A Codego foi criada em 2015, no governo Marconi Perillo (PSDB). Responsável por políticas de desenvolvimento, a companhia administra 36 distritos industriais em todo o Estado. Até o ano passado, a Codego era administrada por Júlio César Vaz de Melo, que chegou a ser preso temporariamente por ocasião da Operação Confraria, deflagrada pela Polícia Federal e Ministério Público Federal.
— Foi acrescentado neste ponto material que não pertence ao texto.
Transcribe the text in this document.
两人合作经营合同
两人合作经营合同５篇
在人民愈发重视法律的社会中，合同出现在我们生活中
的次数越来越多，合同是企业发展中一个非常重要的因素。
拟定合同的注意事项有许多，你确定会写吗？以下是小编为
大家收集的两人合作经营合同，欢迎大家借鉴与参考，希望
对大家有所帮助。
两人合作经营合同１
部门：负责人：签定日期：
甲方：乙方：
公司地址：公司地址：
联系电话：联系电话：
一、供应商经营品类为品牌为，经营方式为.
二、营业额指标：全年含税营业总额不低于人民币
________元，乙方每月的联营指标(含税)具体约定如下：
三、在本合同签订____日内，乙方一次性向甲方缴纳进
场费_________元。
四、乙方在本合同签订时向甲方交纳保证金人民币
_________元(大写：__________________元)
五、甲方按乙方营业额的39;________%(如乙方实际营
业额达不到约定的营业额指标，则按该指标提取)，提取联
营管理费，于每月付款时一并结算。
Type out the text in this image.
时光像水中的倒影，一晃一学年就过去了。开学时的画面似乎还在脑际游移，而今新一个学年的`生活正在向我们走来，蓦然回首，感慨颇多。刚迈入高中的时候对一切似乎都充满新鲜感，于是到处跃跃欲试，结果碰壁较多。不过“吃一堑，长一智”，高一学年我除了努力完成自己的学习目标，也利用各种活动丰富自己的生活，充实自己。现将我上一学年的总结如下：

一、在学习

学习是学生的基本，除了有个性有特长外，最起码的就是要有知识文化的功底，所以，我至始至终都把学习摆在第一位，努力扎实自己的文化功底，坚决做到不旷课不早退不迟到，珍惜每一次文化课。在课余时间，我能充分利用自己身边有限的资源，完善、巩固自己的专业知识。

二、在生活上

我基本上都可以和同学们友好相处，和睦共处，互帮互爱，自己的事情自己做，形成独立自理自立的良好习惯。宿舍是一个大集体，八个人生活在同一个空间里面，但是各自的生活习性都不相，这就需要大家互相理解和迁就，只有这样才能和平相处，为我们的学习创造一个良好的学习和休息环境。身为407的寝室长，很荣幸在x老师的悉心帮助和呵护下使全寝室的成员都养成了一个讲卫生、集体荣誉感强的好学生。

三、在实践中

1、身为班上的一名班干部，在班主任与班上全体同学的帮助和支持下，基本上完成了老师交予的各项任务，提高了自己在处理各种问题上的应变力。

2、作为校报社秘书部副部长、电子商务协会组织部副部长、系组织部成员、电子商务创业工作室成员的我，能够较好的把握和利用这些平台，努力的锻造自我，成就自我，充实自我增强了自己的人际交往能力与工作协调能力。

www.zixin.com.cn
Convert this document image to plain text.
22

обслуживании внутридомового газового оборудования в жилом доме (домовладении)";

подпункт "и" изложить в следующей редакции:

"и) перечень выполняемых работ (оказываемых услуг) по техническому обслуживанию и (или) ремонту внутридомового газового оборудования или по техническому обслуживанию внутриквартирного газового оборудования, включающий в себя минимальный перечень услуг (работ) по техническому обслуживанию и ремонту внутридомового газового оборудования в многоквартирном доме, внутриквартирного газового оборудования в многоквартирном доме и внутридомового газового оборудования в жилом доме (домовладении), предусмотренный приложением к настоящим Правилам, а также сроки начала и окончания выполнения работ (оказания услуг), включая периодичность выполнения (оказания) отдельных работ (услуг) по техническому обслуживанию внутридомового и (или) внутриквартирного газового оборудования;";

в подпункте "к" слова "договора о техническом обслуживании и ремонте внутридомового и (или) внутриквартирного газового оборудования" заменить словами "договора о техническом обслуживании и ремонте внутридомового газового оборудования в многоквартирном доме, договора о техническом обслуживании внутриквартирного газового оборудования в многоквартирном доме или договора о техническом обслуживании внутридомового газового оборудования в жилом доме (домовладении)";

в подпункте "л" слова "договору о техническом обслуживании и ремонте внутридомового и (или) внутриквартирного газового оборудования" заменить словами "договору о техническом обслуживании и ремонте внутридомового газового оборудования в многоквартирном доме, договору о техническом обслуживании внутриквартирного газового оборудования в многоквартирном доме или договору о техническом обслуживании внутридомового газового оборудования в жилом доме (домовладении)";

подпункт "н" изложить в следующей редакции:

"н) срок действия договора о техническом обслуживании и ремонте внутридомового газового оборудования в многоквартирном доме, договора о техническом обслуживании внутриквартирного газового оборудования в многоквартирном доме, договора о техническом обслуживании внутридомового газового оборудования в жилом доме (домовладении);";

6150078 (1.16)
A ação investiga suposto esquema de pagamento de propina, lavagem de dinheiro e ocultação de patrimônio, crimes que teriam ocorrido no âmbito da Companhia.

Na ação, a PGE alega que “os imóveis foram vendidos a preços irrisórios e sem proibição de que sejam novamente vendidos a terceiros a preço de mercado, o que pode representar sérios danos ao patrimônio público imobiliário do Estado”. Segundo a Procuradoria, a medida judicial visa impedir que o Estado sofra prejuízos irreparáveis e/ou de difícil reparação, já que é inquestionável a subvalorização dos imóveis alienados.

A ação que culminou com a liminar deferida pela juíza da 4ª Vara da Fazenda Pública decorre de auditoria realizada pelo atual governo, que apontou, além dos baixos preços dos imóveis, outras 11 supostas irregularidades nas transações imobiliárias. São alvos da ação a própria Codego e 25 empresas que adquiriram os imóveis.